Charging time (good)
The charger is a proprietary cradle, similar to the one (except for the rounded shape) of the LG G Watch. You can see the charging pins on the back of the device in the photo displayed in the Industrial Design paragraph. The charging time was quite fast, after 45 minutes the G Watch R was charged at 75%, then it took another 35 minutes to get to 100%. So it takes about 1 hour 20 to fully charge your watch (from 0%), previous generation models took 2 hours to charge.
The LG G Watch R full circular P-OLED delivers an impressive image quality with wide viewing angles. The traditional sport watch design is not really unique and its large size will certainly be a no-go for the majority of the female audience, but it is certainly appealing for the men who want a watch that “looks like a watch” (and not a geeky gadget).

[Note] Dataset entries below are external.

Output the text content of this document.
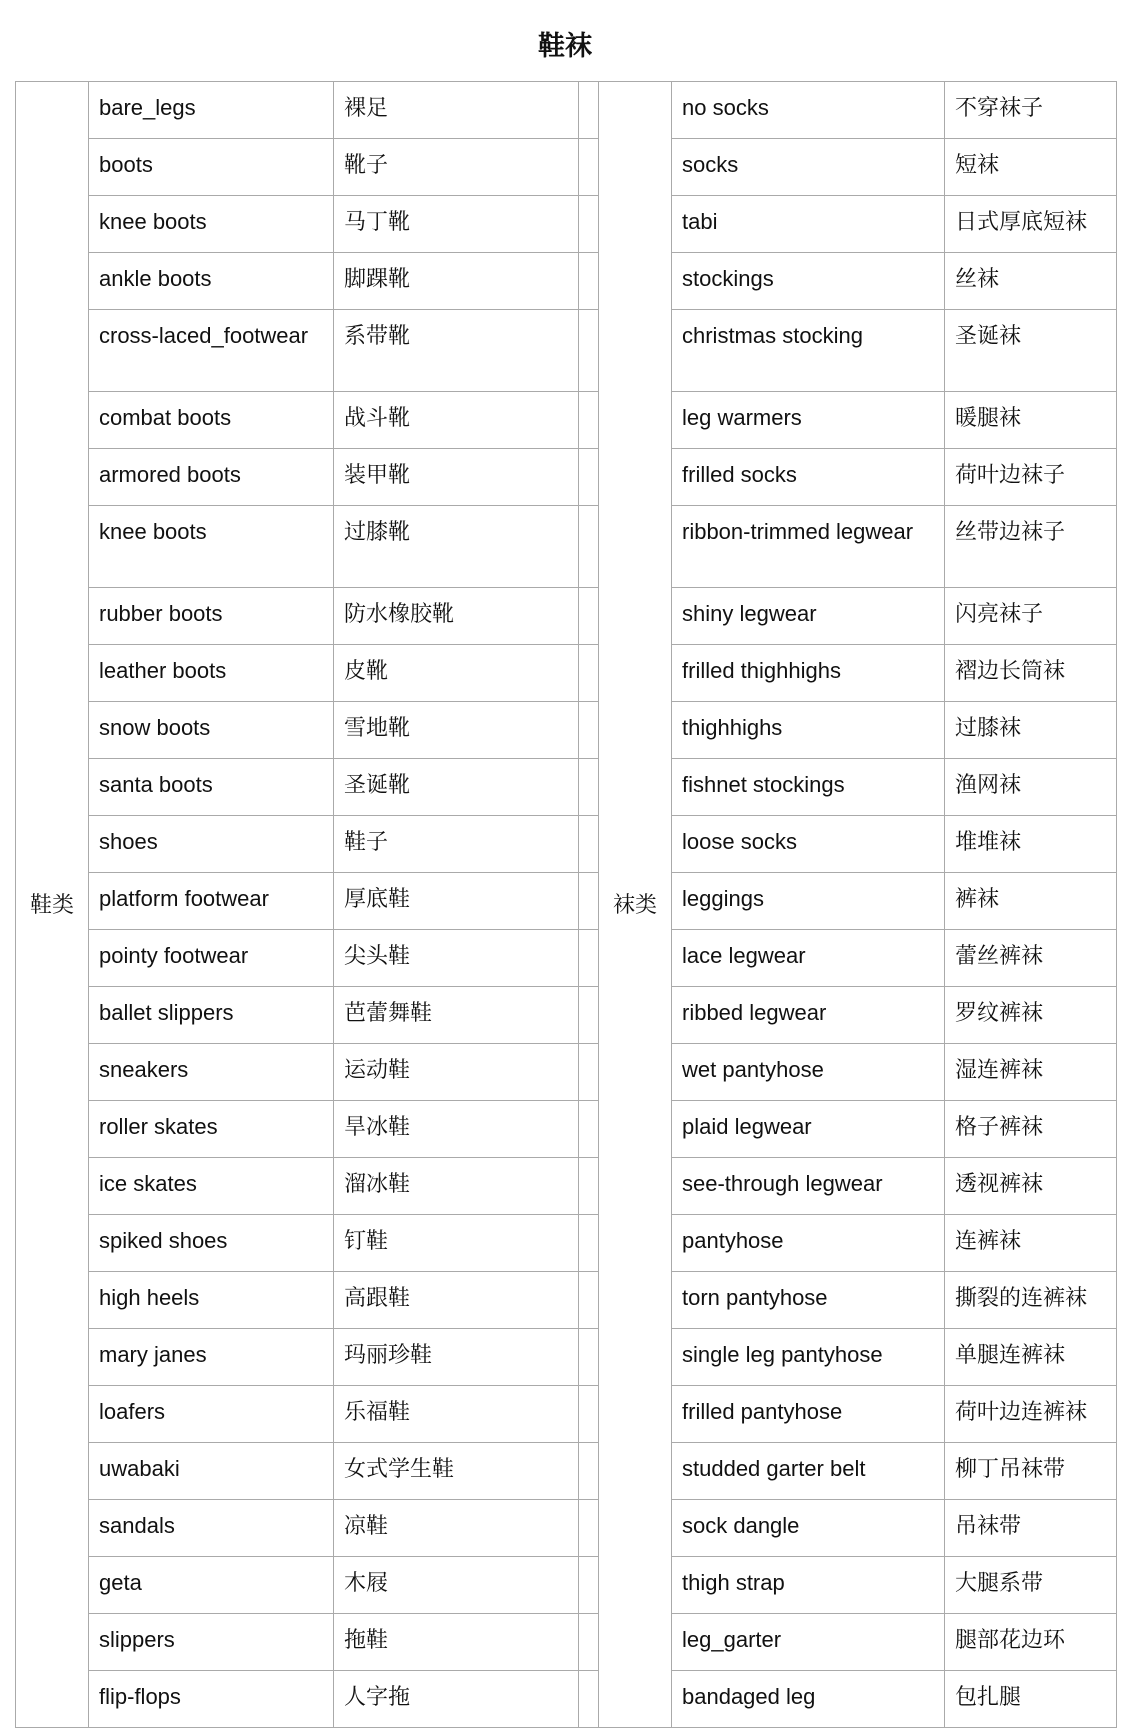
鞋袜
鞋类	bare_legs	裸足		袜类	no socks	不穿袜子
	boots	靴子			socks	短袜
	knee boots	马丁靴			tabi	日式厚底短袜
	ankle boots	脚踝靴			stockings	丝袜
	cross-laced_footwear	系带靴			christmas stocking	圣诞袜
	combat boots	战斗靴			leg warmers	暖腿袜
	armored boots	装甲靴			frilled socks	荷叶边袜子
	knee boots	过膝靴			ribbon-trimmed legwear	丝带边袜子
	rubber boots	防水橡胶靴			shiny legwear	闪亮袜子
	leather boots	皮靴			frilled thighhighs	褶边长筒袜
	snow boots	雪地靴			thighhighs	过膝袜
	santa boots	圣诞靴			fishnet stockings	渔网袜
	shoes	鞋子			loose socks	堆堆袜
	platform footwear	厚底鞋			leggings	裤袜
	pointy footwear	尖头鞋			lace legwear	蕾丝裤袜
	ballet slippers	芭蕾舞鞋			ribbed legwear	罗纹裤袜
	sneakers	运动鞋			wet pantyhose	湿连裤袜
	roller skates	旱冰鞋			plaid legwear	格子裤袜
	ice skates	溜冰鞋			see-through legwear	透视裤袜
	spiked shoes	钉鞋			pantyhose	连裤袜
	high heels	高跟鞋			torn pantyhose	撕裂的连裤袜
	mary janes	玛丽珍鞋			single leg pantyhose	单腿连裤袜
	loafers	乐福鞋			frilled pantyhose	荷叶边连裤袜
	uwabaki	女式学生鞋			studded garter belt	柳丁吊袜带
	sandals	凉鞋			sock dangle	吊袜带
	geta	木屐			thigh strap	大腿系带
	slippers	拖鞋			leg_garter	腿部花边环
	flip-flops	人字拖			bandaged leg	包扎腿
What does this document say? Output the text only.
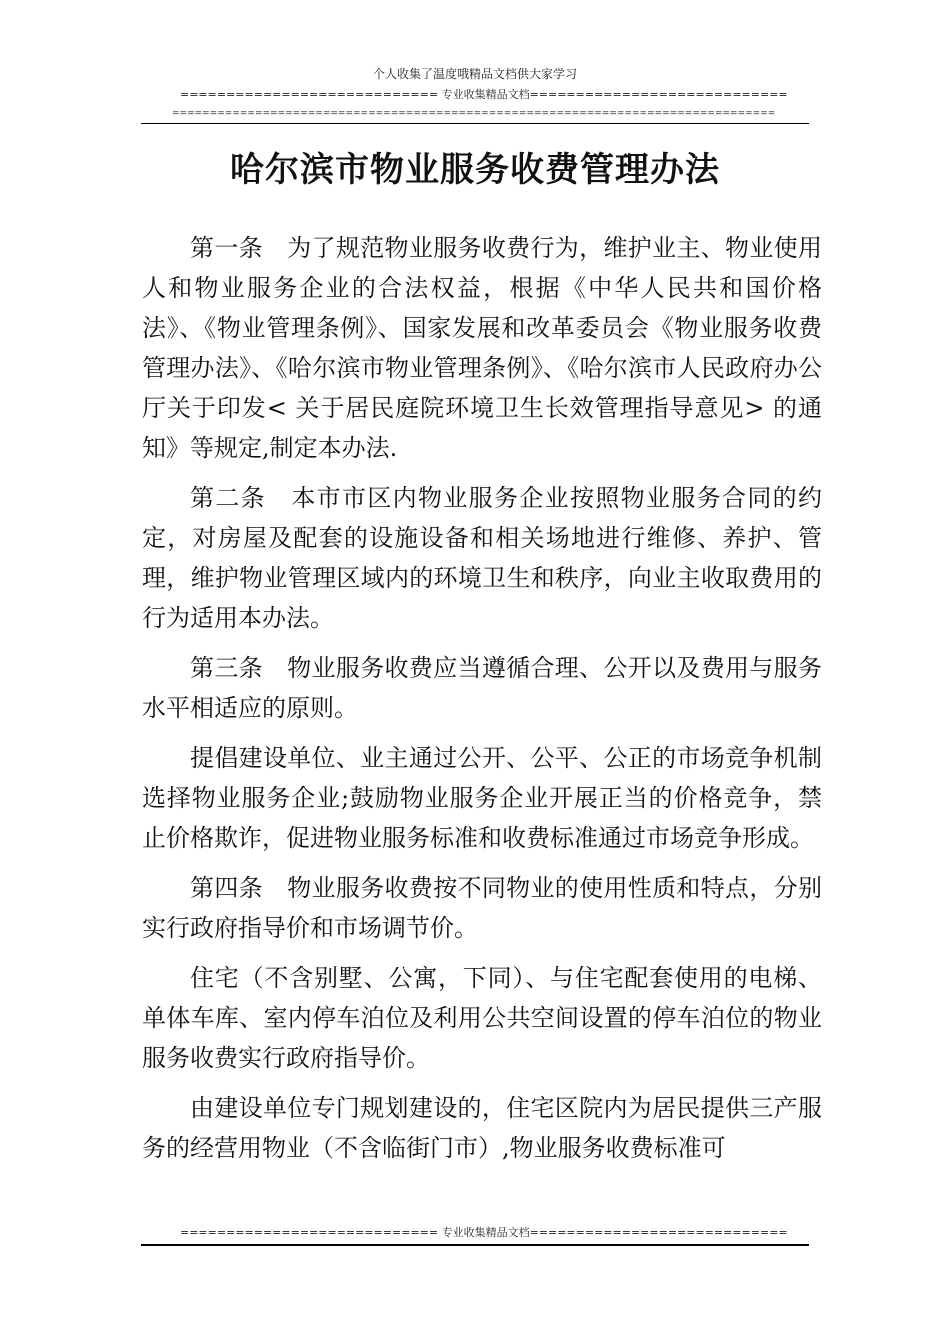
个人收集了温度哦精品文档供大家学习
============================ 专业收集精品文档============================
================================================================================
哈尔滨市物业服务收费管理办法

第一条　为了规范物业服务收费行为，维护业主、物业使用人和物业服务企业的合法权益，根据《中华人民共和国价格法》、《物业管理条例》、国家发展和改革委员会《物业服务收费管理办法》、《哈尔滨市物业管理条例》、《哈尔滨市人民政府办公厅关于印发< 关于居民庭院环境卫生长效管理指导意见> 的通知》等规定,制定本办法.

第二条　本市市区内物业服务企业按照物业服务合同的约定，对房屋及配套的设施设备和相关场地进行维修、养护、管理，维护物业管理区域内的环境卫生和秩序，向业主收取费用的行为适用本办法。

第三条　物业服务收费应当遵循合理、公开以及费用与服务水平相适应的原则。

提倡建设单位、业主通过公开、公平、公正的市场竞争机制选择物业服务企业;鼓励物业服务企业开展正当的价格竞争，禁止价格欺诈，促进物业服务标准和收费标准通过市场竞争形成。

第四条　物业服务收费按不同物业的使用性质和特点，分别实行政府指导价和市场调节价。

住宅（不含别墅、公寓，下同）、与住宅配套使用的电梯、单体车库、室内停车泊位及利用公共空间设置的停车泊位的物业服务收费实行政府指导价。

由建设单位专门规划建设的，住宅区院内为居民提供三产服务的经营用物业（不含临街门市）,物业服务收费标准可

============================ 专业收集精品文档============================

A great product design with a full circle OLED display that delivers an impressive image quality. Good performance and relatively long battery life for a smart watch equipped with a high quality colored touch display. The somewhat reliable heart rate monitor combined with the voice commands will appeal to the fitness aficionados who want to wear a good looking watch with fitness tracking capabilities.
When will women get their model?
What need to be improved
A day and a half battery life is not really sufficient in term of absolute usage, although it is the best that was done in that category (smart watches with LCD touch displays). Android Wear should display the complete copy of each email which is not coming from Gmail.